Em nossa visão, os dados de atividade fracos e os fundamentos sugerem que o quadro continuará difícil à frente.

Informações até 16 de fevereiro de 2016

Este relatório, publicado seis vezes por ano, resume relatos sobre o ambiente de negócios que ouvimos de contatos no setor real, especialistas e outras fontes fora do Itaú. Exceto pela seção ‘Nossa visão’, este relatório não reflete necessariamente a visão da área de pesquisa econômica do Itaú.

Seções:

Consumo e produção de bens e serviços                                                             
A maioria dos segmentos ligados ao consumo de bens e serviços reporta que o ano começou com queda adicional de atividade.

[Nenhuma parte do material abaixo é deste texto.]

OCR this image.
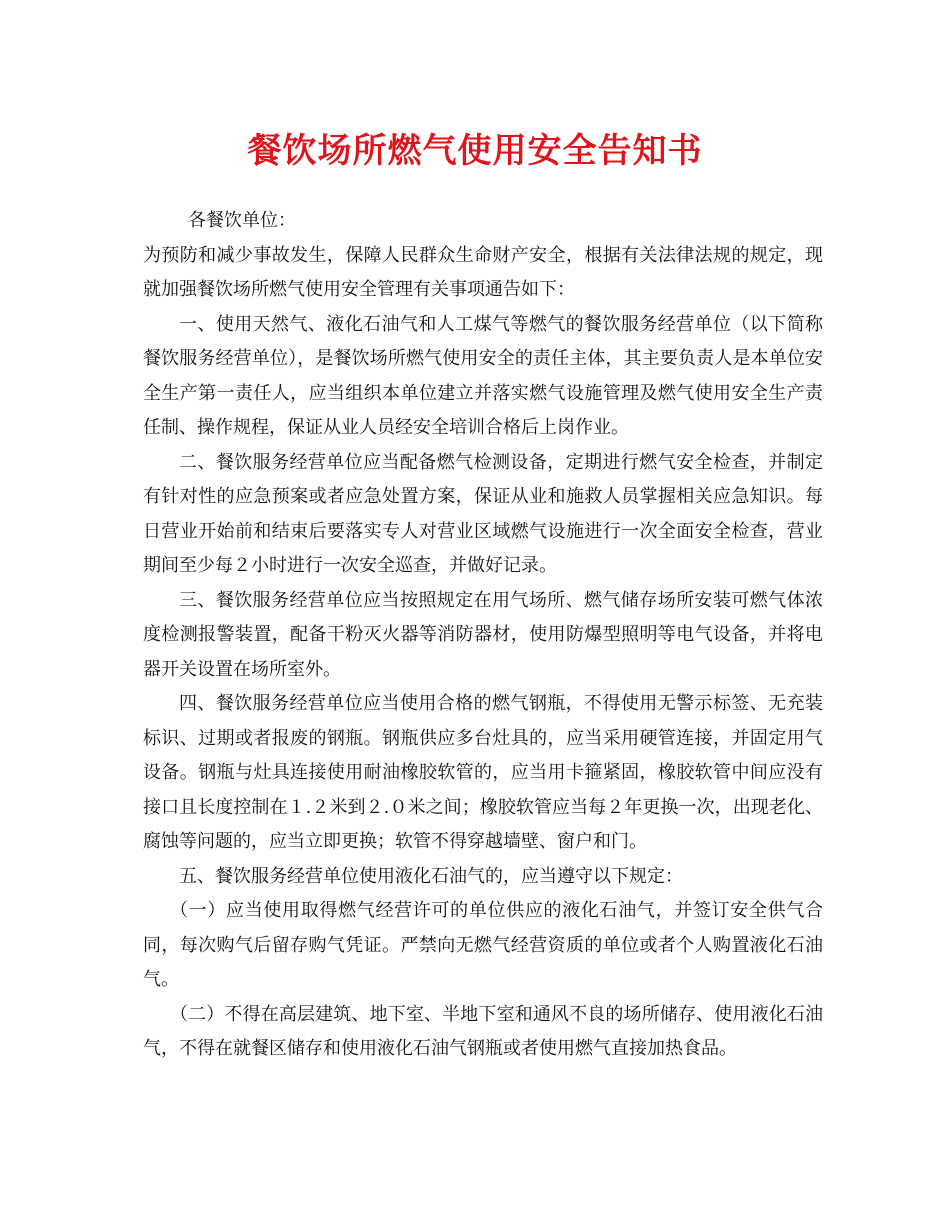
餐饮场所燃气使用安全告知书

各餐饮单位：

为预防和减少事故发生，保障人民群众生命财产安全，根据有关法律法规的规定，现就加强餐饮场所燃气使用安全管理有关事项通告如下：

一、使用天然气、液化石油气和人工煤气等燃气的餐饮服务经营单位（以下简称餐饮服务经营单位），是餐饮场所燃气使用安全的责任主体，其主要负责人是本单位安全生产第一责任人，应当组织本单位建立并落实燃气设施管理及燃气使用安全生产责任制、操作规程，保证从业人员经安全培训合格后上岗作业。

二、餐饮服务经营单位应当配备燃气检测设备，定期进行燃气安全检查，并制定有针对性的应急预案或者应急处置方案，保证从业和施救人员掌握相关应急知识。每日营业开始前和结束后要落实专人对营业区域燃气设施进行一次全面安全检查，营业期间至少每２小时进行一次安全巡查，并做好记录。

三、餐饮服务经营单位应当按照规定在用气场所、燃气储存场所安装可燃气体浓度检测报警装置，配备干粉灭火器等消防器材，使用防爆型照明等电气设备，并将电器开关设置在场所室外。

四、餐饮服务经营单位应当使用合格的燃气钢瓶，不得使用无警示标签、无充装标识、过期或者报废的钢瓶。钢瓶供应多台灶具的，应当采用硬管连接，并固定用气设备。钢瓶与灶具连接使用耐油橡胶软管的，应当用卡箍紧固，橡胶软管中间应没有接口且长度控制在１.２米到２.０米之间；橡胶软管应当每２年更换一次，出现老化、腐蚀等问题的，应当立即更换；软管不得穿越墙壁、窗户和门。

五、餐饮服务经营单位使用液化石油气的，应当遵守以下规定：

（一）应当使用取得燃气经营许可的单位供应的液化石油气，并签订安全供气合同，每次购气后留存购气凭证。严禁向无燃气经营资质的单位或者个人购置液化石油气。

（二）不得在高层建筑、地下室、半地下室和通风不良的场所储存、使用液化石油气，不得在就餐区储存和使用液化石油气钢瓶或者使用燃气直接加热食品。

Investimento                                                                                                    
A recessão doméstica e as incertezas externas – realimentadas pela volatilidade nos mercados financeiros no início do ano – tornam o cenário desfavorável ao investimento.                                                                                                       

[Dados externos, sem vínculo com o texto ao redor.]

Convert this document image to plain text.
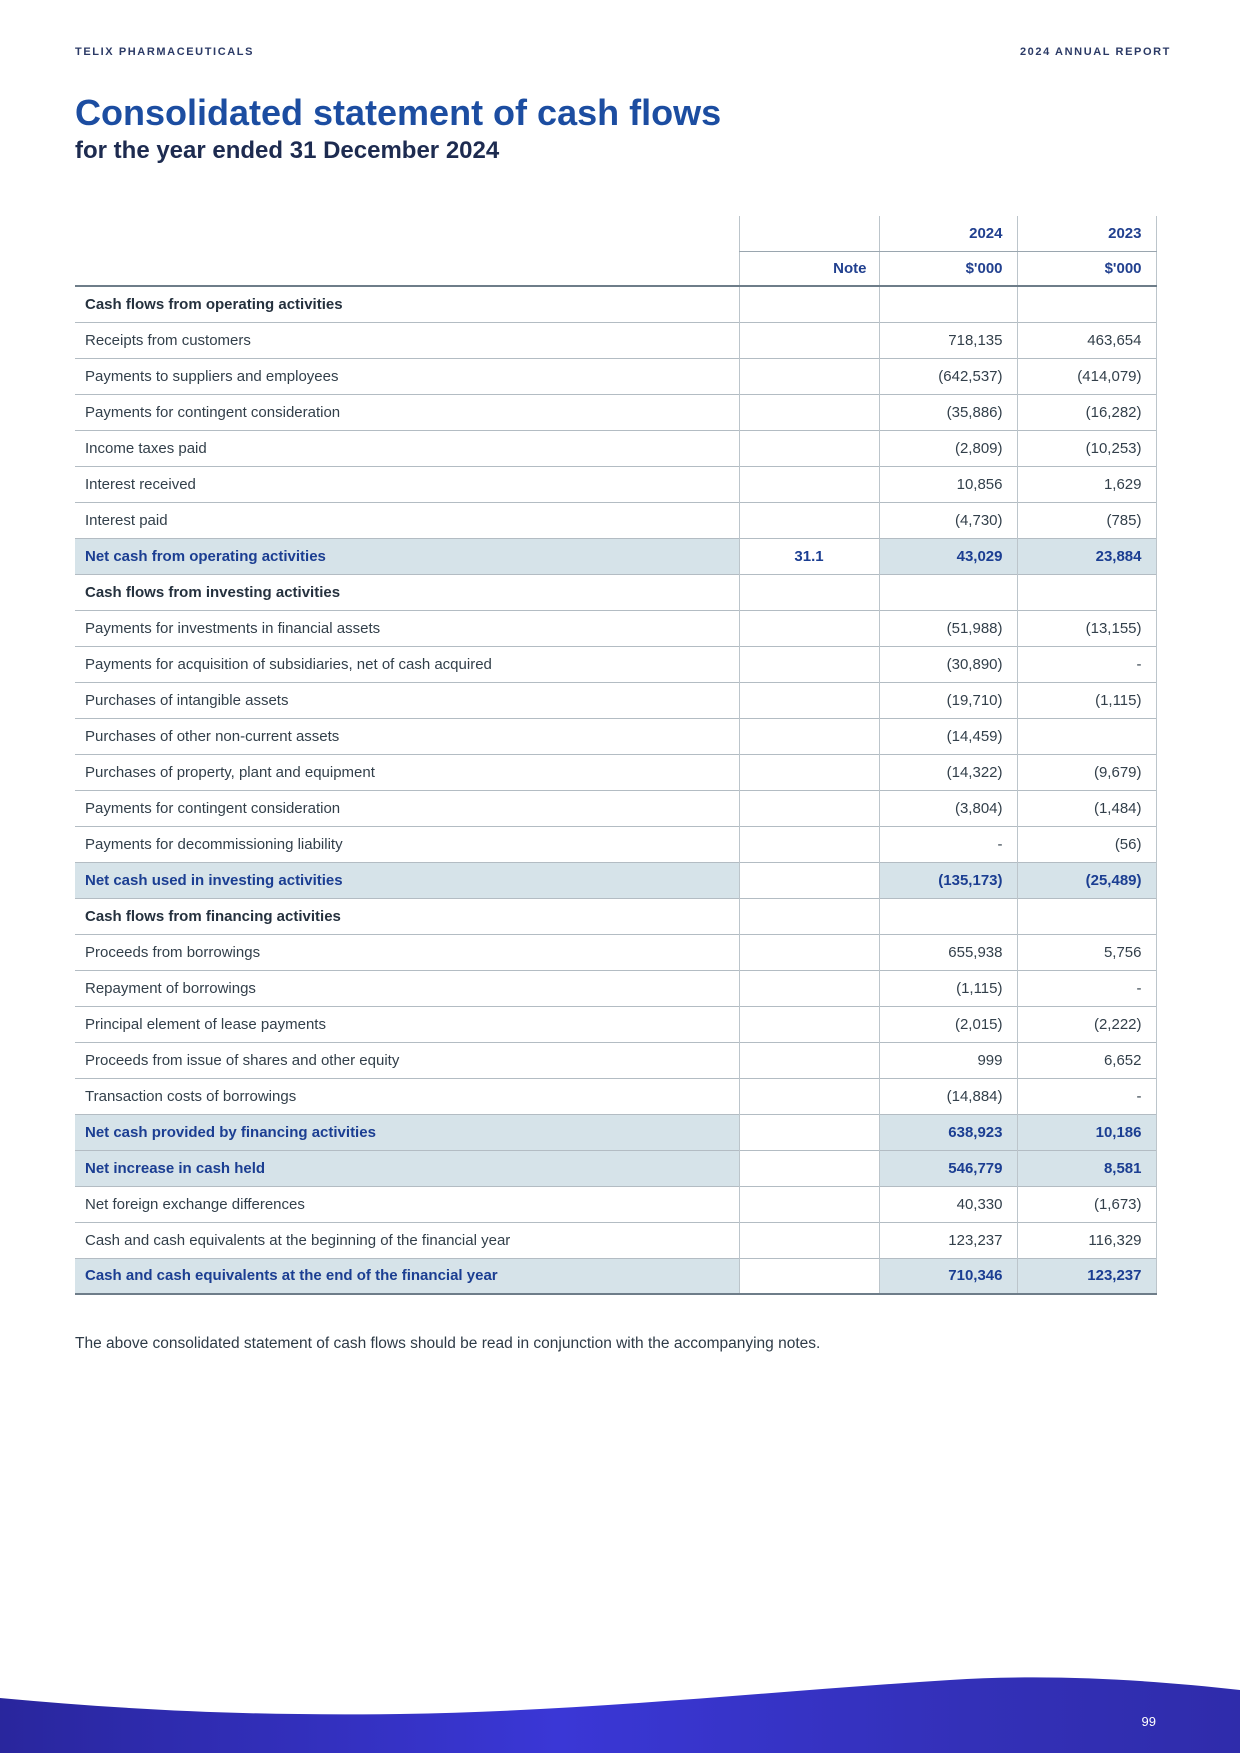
TELIX PHARMACEUTICALS	2024 ANNUAL REPORT
Consolidated statement of cash flows
for the year ended 31 December 2024
		2024	2023
	Note	$'000	$'000
Cash flows from operating activities			
Receipts from customers		718,135	463,654
Payments to suppliers and employees		(642,537)	(414,079)
Payments for contingent consideration		(35,886)	(16,282)
Income taxes paid		(2,809)	(10,253)
Interest received		10,856	1,629
Interest paid		(4,730)	(785)
Net cash from operating activities	31.1	43,029	23,884
Cash flows from investing activities			
Payments for investments in financial assets		(51,988)	(13,155)
Payments for acquisition of subsidiaries, net of cash acquired		(30,890)	-
Purchases of intangible assets		(19,710)	(1,115)
Purchases of other non-current assets		(14,459)	
Purchases of property, plant and equipment		(14,322)	(9,679)
Payments for contingent consideration		(3,804)	(1,484)
Payments for decommissioning liability		-	(56)
Net cash used in investing activities		(135,173)	(25,489)
Cash flows from financing activities			
Proceeds from borrowings		655,938	5,756
Repayment of borrowings		(1,115)	-
Principal element of lease payments		(2,015)	(2,222)
Proceeds from issue of shares and other equity		999	6,652
Transaction costs of borrowings		(14,884)	-
Net cash provided by financing activities		638,923	10,186
Net increase in cash held		546,779	8,581
Net foreign exchange differences		40,330	(1,673)
Cash and cash equivalents at the beginning of the financial year		123,237	116,329
Cash and cash equivalents at the end of the financial year		710,346	123,237

The above consolidated statement of cash flows should be read in conjunction with the accompanying notes.

99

Mercado de trabalho, custos de produção e preços                                               
O foco da maioria dos setores para este ano continua sendo reduzir custos, para se adequar à nova realidade da demanda.

Mercado imobiliário                                                                                           
O ajuste no mercado imobiliário vem se intensificando. O ritmo de vendas segue fraco, limitado pela confiança em baixa e pelas condições de crédito mais restritas.

Commodities                                                                                                
O setor agrícola deve enfrentar uma recessão mais tênue do que o resto da economia este ano. Nos setores de siderurgia e petróleo, a atividade continua fraca e as incertezas seguem elevadas.

Nossa visão
Os dados de atividade econômica continuam mostrando queda, e os fundamentos sugerem que o quadro continuará difícil à frente. Esperamos agora uma recessão este ano pelo menos tão intensa quanto à de 2015.


Resumo

A maioria dos segmentos ligados ao consumo de bens e serviços reporta que o ano começou com queda adicional de atividade. O endividamento corporativo continua elevado em muitos setores, e os estoques estão altos nas fábricas e nos varejistas. Há pouca expectativa de recuperação da demanda em 2016, e a preocupação com a inadimplência segue crescente. Alguns segmentos já indicam que o orçamento, elaborado recentemente, não dever ser atingido. 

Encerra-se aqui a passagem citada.